La première des trois représentations de Carmen, dans un Théâtre antique bondé parcouru par les rafales d'un mistral exécrable, laisse comme une impression persistante de fadeur et de tiédeur.
Un ressenti qui découle de choix musicaux et esthétiques. Choix du
metteur en scène, décorateur et costumier de Carmen, Louis Désiré,
dont l'option scénographique fort originale, truffée de
trouvailles, a été inspirée par le trio des cartes : « Il
me hante depuis toujours, j'ai donc imaginé qu'une main géante
les avait déposées sur la scène du théâtre antique »
confesse-t-il. Avec tout l'art de l'éclairagiste Patrick Méeüs,
les cartes géantes posées à terre deviennent à elle seules un
monde, isolé par la lumière, blanche, rouge, bleue ou jaune.
Impossible d'en manquer une miette, la lumière impose son choix,
dirige et concentre l'action. Jusqu'à en zapper le mur, ignoré,
comme banni. La lumière vive, pointée sur ces tranches de vies
posées sur les cartes du destin, engendre une étanchéité
surprenante, parfois même complétée par des murs de lances. Et les
acteurs, costumés simplement, sans espagnolades, mais toujours avec
une touche de jaune, telle un fil rouge, évoluent dans une
atmosphère noire et intimiste.
Choix du chef Mikko Franck, à la tête de l'excellent Orchestre
Philharmonique de Radio France, use de tempis plutôt « tranquillo »,
gomme les contrastes, refuse les poncifs, lisse l'ouvrage, mais le
prive finalement de sel et de poivre. Effet mistral ou réalité ?
La soprano Kate Aldrich semble engoncée dans sa robe, trop chic et
apprêtée pour une cigarière. Cependant, si elle dévoile avec
bonheur des graves superbes, son registre aigu à du mal à se
projeter, et dans la scène finale, la tension semble trop maîtrisée.
Le ténor Jonas Kauffmann offre un Don José remarquable, réfléchi,
posé, mais plutôt introverti.

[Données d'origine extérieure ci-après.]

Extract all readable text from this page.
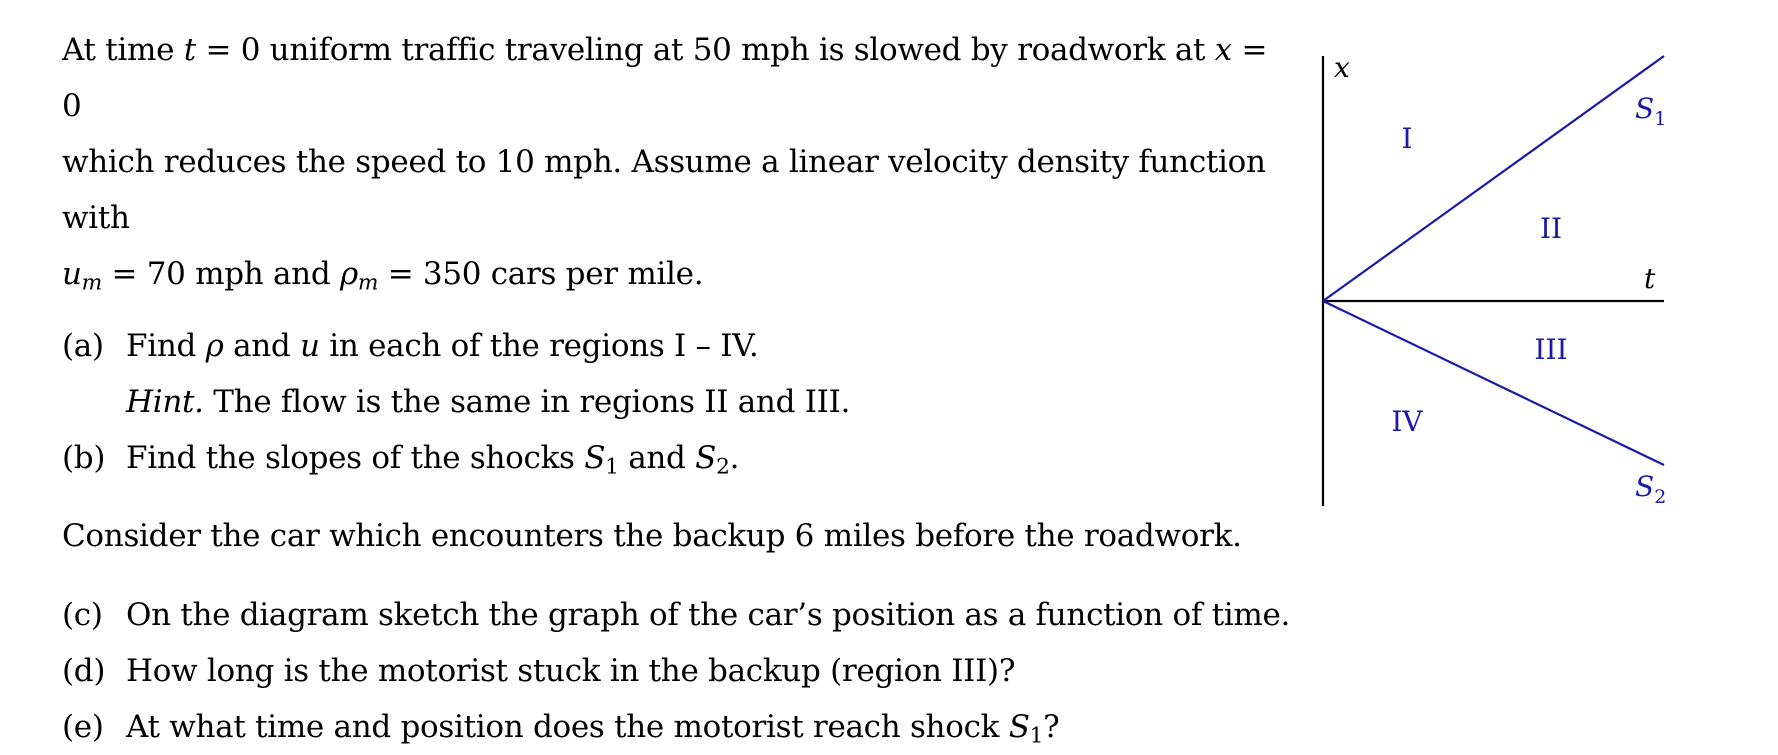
At time t = 0 uniform traffic traveling at 50 mph is slowed by roadwork at x = 0
which reduces the speed to 10 mph. Assume a linear velocity density function with
$u_m = 70$ mph and $\rho_m = 350$ cars per mile.
(a) Find ρ and u in each of the regions I – IV.
Hint. The flow is the same in regions II and III.
(b) Find the slopes of the shocks $S_1$ and $S_2$.
Consider the car which encounters the backup 6 miles before the roadwork.
(c) On the diagram sketch the graph of the car’s position as a function of time.
(d) How long is the motorist stuck in the backup (region III)?
(e) At what time and position does the motorist reach shock $S_1$?
x
t
I
II
III
IV
$S_1$
$S_2$
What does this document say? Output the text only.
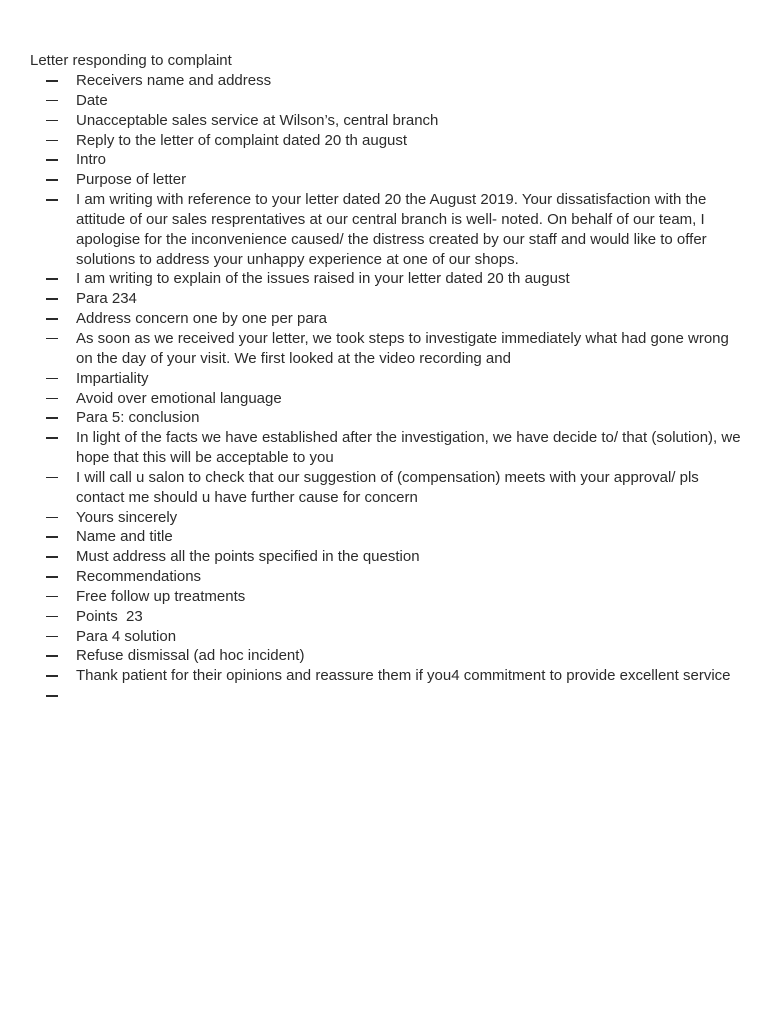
Letter responding to complaint

Receivers name and address
Date
Unacceptable sales service at Wilson’s, central branch
Reply to the letter of complaint dated 20 th august
Intro
Purpose of letter
I am writing with reference to your letter dated 20 the August 2019. Your dissatisfaction with the attitude of our sales resprentatives at our central branch is well- noted. On behalf of our team, I apologise for the inconvenience caused/ the distress created by our staff and would like to offer solutions to address your unhappy experience at one of our shops.
I am writing to explain of the issues raised in your letter dated 20 th august
Para 234
Address concern one by one per para
As soon as we received your letter, we took steps to investigate immediately what had gone wrong on the day of your visit. We first looked at the video recording and
Impartiality
Avoid over emotional language
Para 5: conclusion
In light of the facts we have established after the investigation, we have decide to/ that (solution), we hope that this will be acceptable to you
I will call u salon to check that our suggestion of (compensation) meets with your approval/ pls contact me should u have further cause for concern
Yours sincerely
Name and title
Must address all the points specified in the question
Recommendations
Free follow up treatments
Points  23
Para 4 solution
Refuse dismissal (ad hoc incident)
Thank patient for their opinions and reassure them if you4 commitment to provide excellent service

Sa voix à la douceur de miel
s'épanouit à merveille dans « la fleur que tu m'avais
jetée », néanmoins dans ses disputes avec Carmen, justes
scéniquement, et malgré des aigus fulgurants, semble moins
combative. Kyle Ketelsen campe un Escamillo, lui aussi contrasté,
plus à l'aise à l'acte 3 que dans le fameux air du toréador.
Avec une étonnante présence vocale, Inva Mula est une Micaëla
parfaite, aux supplications touchantes. De même Marie Karall
(Mercédès) et Hélène Guilmette (Frasquita) dont les superbes
couleurs vocales égaient le trio des cartes. Et on reste admiratif
devant la diction, et la projection de voix parfaite, de Jean Teitgen
(Zuniga), Olivier Grand (Le Dancaïre), Armando Noguera (Moralès) et
Florian Laconi (Le Remendado), tous excellents.
Ces impressions contrastées sont peut-être le fruit du prisme
déformant provoqué par le mistral orangeois. Rendez-vous donc les
11 et 14 juillet prochains avec tous les protagonistes de Carmen,
sous des cieux que l'on espère plus cléments !
Chorégies d'Orange. Carmen de Georges Bizet. Samedi 11 et mardi 14
juillet à 21 h 45. Théâtre Antique d'Orange.